It’s clear Wagner has lived with anguish since 1981. What about another word ... guilt? He admits there was tension between himself and Walken before Natalie’s death. The whole excursion seemed a bad idea. The question that is never asked in this film is why Wood, Wagner and Walken are on this trip together. Walken was co-starring with Wood in the movie “Brainstorm” and was in Hollywood to finish the film. He didn’t live in Los Angeles, says Wagner’s daughter Katie. He apparently was not part of the Wood-Wagner circle of friends, which seems much more Old Hollywood. Walken is an independent cinematic icon, almost a counterculture figure; Wagner is a mainstream Hollywood breadwinner, even touting reverse mortgages in the 2000s.

The most important word in this film is said by Katie Wagner, about the guest list for the excursion: “They asked several other friends that just didn’t feel comfortable and didn’t want to go.”

“Comfortable” ... How anyone would turn down an invitation to sail with Natalie Wood and Robert Wagner and Christopher Walken, who knows.

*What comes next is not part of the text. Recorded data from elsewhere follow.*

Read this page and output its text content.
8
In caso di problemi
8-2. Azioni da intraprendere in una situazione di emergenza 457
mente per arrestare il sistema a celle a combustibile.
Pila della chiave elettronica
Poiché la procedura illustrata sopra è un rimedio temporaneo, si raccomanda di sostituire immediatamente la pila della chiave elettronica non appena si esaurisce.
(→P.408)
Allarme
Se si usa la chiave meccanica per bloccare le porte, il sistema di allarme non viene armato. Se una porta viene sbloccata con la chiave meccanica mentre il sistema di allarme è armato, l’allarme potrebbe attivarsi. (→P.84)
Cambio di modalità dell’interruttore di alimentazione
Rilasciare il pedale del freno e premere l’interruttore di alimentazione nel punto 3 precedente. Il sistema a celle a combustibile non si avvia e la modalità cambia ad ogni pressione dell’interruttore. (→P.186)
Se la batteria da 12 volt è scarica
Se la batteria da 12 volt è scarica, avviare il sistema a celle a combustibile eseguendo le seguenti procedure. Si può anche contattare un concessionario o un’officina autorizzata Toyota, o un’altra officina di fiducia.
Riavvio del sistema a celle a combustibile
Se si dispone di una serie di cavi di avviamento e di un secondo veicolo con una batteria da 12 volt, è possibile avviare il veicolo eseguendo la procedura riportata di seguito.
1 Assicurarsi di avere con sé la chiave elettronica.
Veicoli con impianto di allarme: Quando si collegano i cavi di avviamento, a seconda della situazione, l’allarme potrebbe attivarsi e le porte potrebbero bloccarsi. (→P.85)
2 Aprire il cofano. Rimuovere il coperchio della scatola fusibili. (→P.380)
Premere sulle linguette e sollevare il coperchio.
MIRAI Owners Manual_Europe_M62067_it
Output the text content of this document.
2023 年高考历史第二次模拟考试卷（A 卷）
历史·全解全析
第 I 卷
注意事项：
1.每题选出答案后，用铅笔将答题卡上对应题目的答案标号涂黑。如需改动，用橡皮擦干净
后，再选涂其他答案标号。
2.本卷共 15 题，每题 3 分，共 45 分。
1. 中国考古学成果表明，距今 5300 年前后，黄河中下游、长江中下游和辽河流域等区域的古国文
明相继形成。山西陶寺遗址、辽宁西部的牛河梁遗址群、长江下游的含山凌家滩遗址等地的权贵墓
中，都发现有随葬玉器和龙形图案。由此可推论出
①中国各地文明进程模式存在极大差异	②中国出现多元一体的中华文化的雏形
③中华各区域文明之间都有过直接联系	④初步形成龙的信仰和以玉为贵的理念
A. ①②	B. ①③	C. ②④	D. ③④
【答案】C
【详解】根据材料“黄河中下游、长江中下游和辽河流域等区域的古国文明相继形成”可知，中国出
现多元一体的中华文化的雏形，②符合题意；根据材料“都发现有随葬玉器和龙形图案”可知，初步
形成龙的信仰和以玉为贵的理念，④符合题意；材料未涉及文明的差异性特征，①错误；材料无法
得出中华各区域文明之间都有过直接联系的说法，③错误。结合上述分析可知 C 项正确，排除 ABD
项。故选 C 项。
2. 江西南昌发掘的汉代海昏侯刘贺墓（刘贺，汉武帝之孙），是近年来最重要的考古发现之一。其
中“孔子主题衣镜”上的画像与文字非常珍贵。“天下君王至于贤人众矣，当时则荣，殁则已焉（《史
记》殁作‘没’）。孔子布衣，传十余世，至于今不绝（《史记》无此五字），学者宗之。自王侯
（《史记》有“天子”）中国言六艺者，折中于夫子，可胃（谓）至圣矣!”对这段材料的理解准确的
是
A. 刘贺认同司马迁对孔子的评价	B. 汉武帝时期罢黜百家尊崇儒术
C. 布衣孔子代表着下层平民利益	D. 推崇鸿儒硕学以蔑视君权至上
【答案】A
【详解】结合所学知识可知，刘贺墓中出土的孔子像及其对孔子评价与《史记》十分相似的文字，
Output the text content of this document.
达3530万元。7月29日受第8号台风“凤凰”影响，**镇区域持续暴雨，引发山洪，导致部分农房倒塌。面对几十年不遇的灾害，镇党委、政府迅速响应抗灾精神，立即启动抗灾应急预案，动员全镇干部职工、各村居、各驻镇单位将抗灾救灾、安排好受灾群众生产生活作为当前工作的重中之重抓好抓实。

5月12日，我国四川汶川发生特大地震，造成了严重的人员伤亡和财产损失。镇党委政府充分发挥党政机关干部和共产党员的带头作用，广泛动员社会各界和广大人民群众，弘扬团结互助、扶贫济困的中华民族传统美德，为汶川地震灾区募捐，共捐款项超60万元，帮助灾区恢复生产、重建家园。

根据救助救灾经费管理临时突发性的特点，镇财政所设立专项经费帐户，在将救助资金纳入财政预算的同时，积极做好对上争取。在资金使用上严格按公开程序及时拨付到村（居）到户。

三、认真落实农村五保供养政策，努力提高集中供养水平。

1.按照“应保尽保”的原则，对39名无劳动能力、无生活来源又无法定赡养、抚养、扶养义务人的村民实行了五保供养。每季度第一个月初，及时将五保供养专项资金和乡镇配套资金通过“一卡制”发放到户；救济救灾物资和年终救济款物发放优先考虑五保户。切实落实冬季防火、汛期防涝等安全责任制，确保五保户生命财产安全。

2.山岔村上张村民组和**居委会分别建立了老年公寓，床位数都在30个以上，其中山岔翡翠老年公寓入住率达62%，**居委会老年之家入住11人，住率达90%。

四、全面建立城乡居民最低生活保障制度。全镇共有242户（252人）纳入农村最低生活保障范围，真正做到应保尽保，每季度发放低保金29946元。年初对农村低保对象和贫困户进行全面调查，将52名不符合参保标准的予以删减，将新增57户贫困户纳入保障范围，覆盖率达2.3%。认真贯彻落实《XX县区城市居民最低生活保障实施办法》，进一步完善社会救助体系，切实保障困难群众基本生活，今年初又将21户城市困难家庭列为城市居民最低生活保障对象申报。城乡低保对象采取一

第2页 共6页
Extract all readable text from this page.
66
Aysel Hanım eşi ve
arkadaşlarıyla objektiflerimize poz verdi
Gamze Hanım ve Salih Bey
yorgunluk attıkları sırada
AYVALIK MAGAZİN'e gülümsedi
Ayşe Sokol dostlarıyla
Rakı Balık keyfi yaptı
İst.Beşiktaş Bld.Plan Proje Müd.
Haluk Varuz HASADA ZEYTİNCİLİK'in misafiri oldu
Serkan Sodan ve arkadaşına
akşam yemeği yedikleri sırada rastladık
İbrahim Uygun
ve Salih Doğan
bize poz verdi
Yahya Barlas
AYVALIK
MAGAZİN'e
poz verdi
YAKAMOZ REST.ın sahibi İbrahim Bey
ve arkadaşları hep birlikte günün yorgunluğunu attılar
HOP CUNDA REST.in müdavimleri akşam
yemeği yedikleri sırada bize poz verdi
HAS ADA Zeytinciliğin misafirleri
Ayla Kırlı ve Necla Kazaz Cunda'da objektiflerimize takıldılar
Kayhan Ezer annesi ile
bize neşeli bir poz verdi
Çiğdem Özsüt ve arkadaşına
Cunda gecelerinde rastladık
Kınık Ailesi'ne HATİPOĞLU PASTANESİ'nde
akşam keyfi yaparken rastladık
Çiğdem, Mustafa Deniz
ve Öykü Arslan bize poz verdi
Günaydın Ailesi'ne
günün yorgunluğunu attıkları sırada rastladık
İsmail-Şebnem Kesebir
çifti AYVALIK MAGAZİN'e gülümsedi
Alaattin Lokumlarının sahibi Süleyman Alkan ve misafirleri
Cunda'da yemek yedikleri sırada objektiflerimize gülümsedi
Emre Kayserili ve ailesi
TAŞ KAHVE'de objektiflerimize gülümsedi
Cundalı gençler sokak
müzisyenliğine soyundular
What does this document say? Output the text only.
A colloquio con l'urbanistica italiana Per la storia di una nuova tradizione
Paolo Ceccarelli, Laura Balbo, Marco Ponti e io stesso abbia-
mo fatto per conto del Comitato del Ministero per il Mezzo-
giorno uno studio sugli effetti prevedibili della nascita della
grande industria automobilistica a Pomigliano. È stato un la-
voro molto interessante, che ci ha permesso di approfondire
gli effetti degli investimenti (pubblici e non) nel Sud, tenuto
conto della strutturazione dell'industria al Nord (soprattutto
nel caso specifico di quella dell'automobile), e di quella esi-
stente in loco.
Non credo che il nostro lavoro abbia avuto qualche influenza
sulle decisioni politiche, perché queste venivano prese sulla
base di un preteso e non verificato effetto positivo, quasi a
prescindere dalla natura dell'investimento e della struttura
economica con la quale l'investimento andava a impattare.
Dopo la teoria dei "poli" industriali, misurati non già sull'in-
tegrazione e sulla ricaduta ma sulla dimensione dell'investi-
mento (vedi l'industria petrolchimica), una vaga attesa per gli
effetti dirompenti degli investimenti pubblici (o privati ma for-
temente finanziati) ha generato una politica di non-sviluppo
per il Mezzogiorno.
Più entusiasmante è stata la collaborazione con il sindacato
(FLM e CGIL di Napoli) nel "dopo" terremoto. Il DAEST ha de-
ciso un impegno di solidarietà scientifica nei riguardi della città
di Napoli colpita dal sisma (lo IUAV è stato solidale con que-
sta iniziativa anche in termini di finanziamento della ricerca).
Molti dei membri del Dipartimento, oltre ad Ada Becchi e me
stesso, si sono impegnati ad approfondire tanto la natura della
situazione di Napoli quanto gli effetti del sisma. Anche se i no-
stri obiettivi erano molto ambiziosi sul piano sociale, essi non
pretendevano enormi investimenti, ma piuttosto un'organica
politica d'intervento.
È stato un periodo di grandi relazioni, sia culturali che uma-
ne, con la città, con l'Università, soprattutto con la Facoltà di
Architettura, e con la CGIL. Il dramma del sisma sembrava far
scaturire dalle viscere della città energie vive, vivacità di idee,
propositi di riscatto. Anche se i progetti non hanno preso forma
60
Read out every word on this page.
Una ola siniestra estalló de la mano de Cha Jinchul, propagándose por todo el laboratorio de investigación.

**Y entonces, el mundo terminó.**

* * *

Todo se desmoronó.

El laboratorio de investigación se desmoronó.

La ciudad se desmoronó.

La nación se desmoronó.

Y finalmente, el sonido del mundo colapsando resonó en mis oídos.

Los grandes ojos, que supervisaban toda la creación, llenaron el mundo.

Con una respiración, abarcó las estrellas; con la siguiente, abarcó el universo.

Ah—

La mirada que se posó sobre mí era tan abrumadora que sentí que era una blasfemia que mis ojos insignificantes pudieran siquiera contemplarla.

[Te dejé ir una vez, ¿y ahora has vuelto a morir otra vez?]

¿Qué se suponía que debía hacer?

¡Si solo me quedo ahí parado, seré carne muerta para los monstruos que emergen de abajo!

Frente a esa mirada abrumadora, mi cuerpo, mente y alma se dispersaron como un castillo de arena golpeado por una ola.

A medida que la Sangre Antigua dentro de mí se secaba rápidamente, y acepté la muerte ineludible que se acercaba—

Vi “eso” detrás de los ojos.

Evidently, friends sensed trouble brewing.

The director of “Brainstorm,” Douglas Trumbull, is brought in to say he detected no chemistry whatsoever between Wood and Walken on the set, and thus, perhaps underestimating the impact of acting, says he finds it “impossible” to think there could have been an affair in progress at Catalina Island. But why Walken was on the boat, without his wife (he’s been married since 1969 to Georgianne Thon, a casting director) or any other guests, is certainly curious. Did Natalie want to make RJ jealous? Was she sending a message? Or was the couple eager to welcome a current A-lister into their circles well after Natalie’s star had begun to fade? Walken probably has an idea; he hired a lawyer and has been cleared.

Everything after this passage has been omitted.